The problem with horse racing is that they have done a poor job of educating new customers. When I see these idiots on television spewing forth about a large P6 carryover, that is the last thing they should do. Its like fantasy sports,  a small percentage win the most money. Why does\'t TVG or HRTV produce a show that shows people the different ways to wager?  Bet construction, i.e how to put together a P3 or 4 ticket, how to construct a tri or super ticket. etc...How about introducing them to different products, there are many different products that people use. Quit cramming the DRF down their throats, its not an easy publication to learn.

There are many products that can help novice players that are intimidated by the DRF. TG is obviously one of them. The learning curve for reading those are a hell of a lot better than trying to decipher a DRF.  The daily product I use is a great product for getting to the heart of a race in minutes.  We need to show people an easier and faster way to handicap.

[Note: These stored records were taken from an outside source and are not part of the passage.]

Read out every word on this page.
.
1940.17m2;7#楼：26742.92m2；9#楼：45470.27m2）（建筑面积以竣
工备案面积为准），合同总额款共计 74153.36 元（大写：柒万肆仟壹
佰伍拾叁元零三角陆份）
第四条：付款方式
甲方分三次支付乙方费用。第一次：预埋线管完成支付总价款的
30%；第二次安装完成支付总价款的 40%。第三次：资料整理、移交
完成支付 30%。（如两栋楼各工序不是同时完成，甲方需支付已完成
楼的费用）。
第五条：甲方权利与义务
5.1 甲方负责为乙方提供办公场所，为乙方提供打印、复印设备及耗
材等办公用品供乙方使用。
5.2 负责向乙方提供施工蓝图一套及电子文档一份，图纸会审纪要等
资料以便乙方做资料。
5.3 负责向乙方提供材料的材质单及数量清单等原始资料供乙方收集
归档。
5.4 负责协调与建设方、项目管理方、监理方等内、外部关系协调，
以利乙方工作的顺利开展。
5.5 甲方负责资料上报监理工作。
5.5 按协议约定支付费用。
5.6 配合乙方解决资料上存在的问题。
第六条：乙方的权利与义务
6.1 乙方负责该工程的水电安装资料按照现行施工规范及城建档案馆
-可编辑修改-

That is the way things are today.
P-Dub

Holybull1

All my sports betting friends point to the 17-24%+ rake as to why they will not expand into horses.   I\'ve got no counter arguement.

miff

Hi Paul,

Racing has lost $5billion of handle from it\'s peak. Elvis has left the building. Many theories advanced from the economy to track/OTB closures etc.It is without question that some portion of the decline in handle is attributed to other forms of gambling.Whether poker,the explosion of Casinos across the country or Fantasy Sports betting,racing\'s handle has already been affected.

Fantasy Sports betting has Wall St/private equity NFL NBA and major networks looking closely. Growth rate of FS still exploding and projections have it\'s growth potential near $7 billion within 5 years, can\'t be good for future racing handle.Racing handle projections all neutral at best,no real upside.

Racing will never go under but to think that FS,legal sports betting, new Casinos in major cities won\'t hurt racing handle is wishful thinking.The question really is how much.